Professor: Amy Connolly
- CRN 26177: Tuesday & Thursday, 1415-1545 @ REMOTE
You are confident that the sun sets when the earth rotates (even though the sun appears to revolve around us); you can be sure you have a bacterial or viral infection when you are sick (even though they are invisible to the naked eye); and you know that you have evolved over millions of years (even though you were not around to witness it). Explanations of the natural world are not necessarily intuitive and are frequently hidden from plain sight. So how did we arrive at these conclusions?
While these concepts may seem obvious today, they were not to past thinkers.
There is a tendency to think of our predecessors, who believed in geo-centrism and astrology, as less sophisticated, yet these intellectuals used tools we value today such as observation, reason and eventually experimentation to craft incredible theories that may or may not have stood the test of time. Atomism, originally posed in ancient times, is accepted today, albeit much revised. While geo-centrism, another ancient theory that was founded on rigorous observation of the night sky, is rejected today.

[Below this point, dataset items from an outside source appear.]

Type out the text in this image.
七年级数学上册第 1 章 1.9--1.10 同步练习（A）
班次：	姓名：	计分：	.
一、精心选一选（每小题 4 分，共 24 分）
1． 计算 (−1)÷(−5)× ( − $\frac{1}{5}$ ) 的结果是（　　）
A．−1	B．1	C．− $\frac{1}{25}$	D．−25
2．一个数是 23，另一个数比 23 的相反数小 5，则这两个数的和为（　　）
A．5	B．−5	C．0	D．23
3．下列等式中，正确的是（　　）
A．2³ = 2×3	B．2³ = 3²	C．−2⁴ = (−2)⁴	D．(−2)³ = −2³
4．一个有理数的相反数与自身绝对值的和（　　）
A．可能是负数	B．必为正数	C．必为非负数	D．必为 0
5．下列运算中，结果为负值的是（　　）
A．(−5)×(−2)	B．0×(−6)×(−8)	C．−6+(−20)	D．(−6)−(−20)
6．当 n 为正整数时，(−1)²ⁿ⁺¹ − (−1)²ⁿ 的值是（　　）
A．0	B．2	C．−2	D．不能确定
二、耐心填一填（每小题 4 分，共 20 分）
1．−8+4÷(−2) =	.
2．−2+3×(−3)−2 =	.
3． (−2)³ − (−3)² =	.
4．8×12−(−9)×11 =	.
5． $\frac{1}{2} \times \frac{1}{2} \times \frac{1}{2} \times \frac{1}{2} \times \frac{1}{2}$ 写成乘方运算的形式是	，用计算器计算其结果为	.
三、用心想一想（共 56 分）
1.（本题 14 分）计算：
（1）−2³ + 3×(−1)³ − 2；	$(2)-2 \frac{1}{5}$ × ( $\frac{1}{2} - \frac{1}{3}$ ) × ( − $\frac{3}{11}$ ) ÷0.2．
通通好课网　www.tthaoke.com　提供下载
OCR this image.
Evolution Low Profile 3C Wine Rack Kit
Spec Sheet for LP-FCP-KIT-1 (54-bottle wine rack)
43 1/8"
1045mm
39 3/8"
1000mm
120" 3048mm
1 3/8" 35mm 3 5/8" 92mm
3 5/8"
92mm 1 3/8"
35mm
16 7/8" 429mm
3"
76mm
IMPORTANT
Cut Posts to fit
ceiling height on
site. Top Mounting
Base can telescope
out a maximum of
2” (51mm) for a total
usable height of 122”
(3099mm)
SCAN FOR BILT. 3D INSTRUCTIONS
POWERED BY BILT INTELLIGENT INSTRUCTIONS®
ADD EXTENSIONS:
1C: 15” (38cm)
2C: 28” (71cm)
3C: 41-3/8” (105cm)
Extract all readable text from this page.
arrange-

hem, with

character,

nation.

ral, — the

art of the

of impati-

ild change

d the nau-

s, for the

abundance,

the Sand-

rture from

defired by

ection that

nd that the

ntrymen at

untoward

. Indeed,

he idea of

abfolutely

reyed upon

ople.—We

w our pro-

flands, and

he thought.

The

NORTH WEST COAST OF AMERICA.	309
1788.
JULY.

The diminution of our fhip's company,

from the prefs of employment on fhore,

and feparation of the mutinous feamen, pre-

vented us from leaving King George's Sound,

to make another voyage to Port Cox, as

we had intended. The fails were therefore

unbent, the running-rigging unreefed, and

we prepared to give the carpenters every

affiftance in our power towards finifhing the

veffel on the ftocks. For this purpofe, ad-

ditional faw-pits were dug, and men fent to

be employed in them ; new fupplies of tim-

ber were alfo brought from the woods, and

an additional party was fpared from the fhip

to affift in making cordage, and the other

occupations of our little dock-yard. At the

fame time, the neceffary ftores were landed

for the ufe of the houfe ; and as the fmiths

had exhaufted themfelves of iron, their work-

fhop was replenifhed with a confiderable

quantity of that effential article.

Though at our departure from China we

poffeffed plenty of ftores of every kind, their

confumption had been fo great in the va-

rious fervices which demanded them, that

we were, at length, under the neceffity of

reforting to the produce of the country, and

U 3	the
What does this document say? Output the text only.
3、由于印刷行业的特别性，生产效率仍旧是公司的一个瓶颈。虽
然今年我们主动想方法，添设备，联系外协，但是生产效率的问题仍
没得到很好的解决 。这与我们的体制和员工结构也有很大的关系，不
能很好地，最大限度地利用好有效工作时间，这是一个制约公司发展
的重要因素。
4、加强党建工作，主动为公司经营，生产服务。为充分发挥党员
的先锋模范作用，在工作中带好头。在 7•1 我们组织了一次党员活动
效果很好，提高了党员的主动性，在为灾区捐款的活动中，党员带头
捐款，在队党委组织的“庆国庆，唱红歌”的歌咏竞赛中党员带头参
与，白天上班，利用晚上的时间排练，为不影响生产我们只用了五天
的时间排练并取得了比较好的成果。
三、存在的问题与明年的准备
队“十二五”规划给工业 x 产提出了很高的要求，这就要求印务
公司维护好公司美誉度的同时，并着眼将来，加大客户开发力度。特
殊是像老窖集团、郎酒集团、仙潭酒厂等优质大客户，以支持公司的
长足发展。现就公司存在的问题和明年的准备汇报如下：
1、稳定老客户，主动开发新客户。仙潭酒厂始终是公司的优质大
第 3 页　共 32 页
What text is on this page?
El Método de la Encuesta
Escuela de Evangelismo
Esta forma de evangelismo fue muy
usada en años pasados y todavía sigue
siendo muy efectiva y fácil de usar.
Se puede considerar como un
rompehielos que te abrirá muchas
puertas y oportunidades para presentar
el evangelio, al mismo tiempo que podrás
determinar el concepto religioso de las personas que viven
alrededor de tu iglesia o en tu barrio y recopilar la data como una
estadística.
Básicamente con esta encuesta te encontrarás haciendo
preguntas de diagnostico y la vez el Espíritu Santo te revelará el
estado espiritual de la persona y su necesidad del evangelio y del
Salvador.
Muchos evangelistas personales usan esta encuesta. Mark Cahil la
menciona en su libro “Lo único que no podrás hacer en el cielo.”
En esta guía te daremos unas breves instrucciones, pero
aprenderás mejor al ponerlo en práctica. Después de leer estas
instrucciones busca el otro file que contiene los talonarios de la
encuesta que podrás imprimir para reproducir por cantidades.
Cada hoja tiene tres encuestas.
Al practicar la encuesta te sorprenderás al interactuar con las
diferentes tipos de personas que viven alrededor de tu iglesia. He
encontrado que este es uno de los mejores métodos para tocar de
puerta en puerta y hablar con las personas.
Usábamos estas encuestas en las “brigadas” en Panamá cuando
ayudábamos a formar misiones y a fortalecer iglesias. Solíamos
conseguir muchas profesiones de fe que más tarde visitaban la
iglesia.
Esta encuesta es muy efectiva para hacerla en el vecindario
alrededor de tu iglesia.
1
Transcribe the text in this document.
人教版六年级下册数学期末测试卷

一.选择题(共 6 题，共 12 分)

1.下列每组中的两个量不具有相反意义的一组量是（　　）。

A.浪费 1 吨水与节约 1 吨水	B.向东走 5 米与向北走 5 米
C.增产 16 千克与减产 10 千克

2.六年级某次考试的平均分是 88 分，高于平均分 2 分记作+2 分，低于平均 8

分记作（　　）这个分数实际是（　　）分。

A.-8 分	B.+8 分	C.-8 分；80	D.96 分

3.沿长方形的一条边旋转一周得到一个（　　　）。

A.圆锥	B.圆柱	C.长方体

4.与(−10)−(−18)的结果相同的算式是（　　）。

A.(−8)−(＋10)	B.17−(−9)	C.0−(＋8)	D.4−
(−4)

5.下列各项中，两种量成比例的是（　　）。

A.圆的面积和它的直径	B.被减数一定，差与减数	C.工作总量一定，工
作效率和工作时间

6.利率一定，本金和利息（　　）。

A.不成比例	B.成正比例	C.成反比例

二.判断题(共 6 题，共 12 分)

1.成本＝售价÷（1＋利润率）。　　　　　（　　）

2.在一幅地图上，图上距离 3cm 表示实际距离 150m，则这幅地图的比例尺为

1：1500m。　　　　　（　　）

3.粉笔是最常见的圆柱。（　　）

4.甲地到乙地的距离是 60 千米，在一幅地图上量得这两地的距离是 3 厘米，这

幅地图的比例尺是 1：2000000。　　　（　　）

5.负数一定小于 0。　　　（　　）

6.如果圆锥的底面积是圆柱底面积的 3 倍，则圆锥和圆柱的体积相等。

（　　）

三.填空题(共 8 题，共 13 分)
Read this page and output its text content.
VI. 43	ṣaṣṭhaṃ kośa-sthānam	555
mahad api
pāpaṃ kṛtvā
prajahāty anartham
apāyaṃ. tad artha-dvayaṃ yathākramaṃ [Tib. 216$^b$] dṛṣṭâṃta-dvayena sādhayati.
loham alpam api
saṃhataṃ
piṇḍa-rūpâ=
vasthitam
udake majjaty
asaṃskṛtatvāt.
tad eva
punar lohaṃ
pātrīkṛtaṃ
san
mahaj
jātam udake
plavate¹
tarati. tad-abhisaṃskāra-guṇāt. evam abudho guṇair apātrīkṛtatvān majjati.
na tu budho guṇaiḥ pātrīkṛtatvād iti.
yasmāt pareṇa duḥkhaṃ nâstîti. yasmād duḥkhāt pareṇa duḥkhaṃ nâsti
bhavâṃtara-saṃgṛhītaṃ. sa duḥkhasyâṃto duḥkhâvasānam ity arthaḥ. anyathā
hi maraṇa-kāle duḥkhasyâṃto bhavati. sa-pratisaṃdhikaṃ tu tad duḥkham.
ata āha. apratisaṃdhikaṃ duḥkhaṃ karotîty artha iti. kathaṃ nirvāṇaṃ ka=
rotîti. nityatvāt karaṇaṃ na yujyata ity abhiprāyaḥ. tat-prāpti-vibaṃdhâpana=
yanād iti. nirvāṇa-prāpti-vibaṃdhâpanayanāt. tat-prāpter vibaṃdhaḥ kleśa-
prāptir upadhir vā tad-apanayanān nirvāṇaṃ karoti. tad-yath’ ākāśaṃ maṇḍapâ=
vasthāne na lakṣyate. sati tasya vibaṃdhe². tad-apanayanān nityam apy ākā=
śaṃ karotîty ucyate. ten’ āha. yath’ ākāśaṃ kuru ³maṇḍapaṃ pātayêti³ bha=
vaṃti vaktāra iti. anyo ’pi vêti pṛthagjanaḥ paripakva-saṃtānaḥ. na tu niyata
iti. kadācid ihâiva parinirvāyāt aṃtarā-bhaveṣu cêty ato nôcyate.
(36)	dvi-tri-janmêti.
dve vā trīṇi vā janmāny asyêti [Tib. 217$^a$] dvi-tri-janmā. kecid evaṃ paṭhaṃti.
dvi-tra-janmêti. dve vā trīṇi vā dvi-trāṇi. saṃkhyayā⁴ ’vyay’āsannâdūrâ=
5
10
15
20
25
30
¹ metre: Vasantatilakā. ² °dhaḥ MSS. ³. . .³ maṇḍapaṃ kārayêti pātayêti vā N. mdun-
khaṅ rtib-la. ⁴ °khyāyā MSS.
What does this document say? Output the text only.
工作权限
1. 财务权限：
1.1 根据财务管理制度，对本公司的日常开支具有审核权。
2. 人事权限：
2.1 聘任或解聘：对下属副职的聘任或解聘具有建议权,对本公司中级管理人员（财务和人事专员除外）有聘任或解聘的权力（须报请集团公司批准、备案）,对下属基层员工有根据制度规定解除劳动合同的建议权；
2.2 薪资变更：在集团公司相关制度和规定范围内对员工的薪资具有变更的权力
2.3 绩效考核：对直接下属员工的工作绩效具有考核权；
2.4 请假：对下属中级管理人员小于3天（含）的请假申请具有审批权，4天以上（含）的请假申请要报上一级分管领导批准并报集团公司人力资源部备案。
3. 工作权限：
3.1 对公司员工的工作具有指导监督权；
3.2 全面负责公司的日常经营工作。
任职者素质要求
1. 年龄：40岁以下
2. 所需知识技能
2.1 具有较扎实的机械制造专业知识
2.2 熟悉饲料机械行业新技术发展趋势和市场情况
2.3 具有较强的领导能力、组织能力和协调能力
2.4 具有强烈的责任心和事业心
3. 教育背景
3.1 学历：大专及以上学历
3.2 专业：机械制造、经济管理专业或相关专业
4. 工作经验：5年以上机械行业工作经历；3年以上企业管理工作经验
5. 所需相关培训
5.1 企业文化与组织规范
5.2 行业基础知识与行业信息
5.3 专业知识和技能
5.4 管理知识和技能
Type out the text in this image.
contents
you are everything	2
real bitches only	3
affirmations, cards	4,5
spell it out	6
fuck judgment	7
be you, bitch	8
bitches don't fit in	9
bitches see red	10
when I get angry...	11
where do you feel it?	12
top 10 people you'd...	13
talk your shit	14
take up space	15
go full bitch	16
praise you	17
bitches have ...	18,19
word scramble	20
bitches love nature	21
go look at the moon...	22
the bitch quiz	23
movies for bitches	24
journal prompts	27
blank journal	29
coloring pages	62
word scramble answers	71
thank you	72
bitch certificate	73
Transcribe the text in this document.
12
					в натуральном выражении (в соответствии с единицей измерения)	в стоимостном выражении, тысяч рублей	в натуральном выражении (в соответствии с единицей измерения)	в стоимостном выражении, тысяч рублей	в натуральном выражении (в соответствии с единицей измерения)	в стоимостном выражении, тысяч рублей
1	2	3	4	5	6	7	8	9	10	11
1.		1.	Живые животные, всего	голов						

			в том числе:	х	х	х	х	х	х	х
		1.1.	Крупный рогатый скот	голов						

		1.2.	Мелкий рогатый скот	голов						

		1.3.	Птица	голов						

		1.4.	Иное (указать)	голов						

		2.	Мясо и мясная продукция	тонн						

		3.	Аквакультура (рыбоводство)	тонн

Who were the people who took, rejected, and reshaped theories of how the world operates? How did these theories settle into truth, and what assumptions were made in the process? How did the scientist’s loyalties to theological, cultural, and political ideologies simultaneously propagate and stagnate the development of new paradigms? In our class we will answer these questions and more by examining key moments in the history of science. We will seek to understand how scientific models like planetary orbits and evolution shifted over time in response to new findings, inventions, and changing ideologies. By understanding our scientific heritage, we can truly internalize that science is not a collection of facts, but a process of discovery.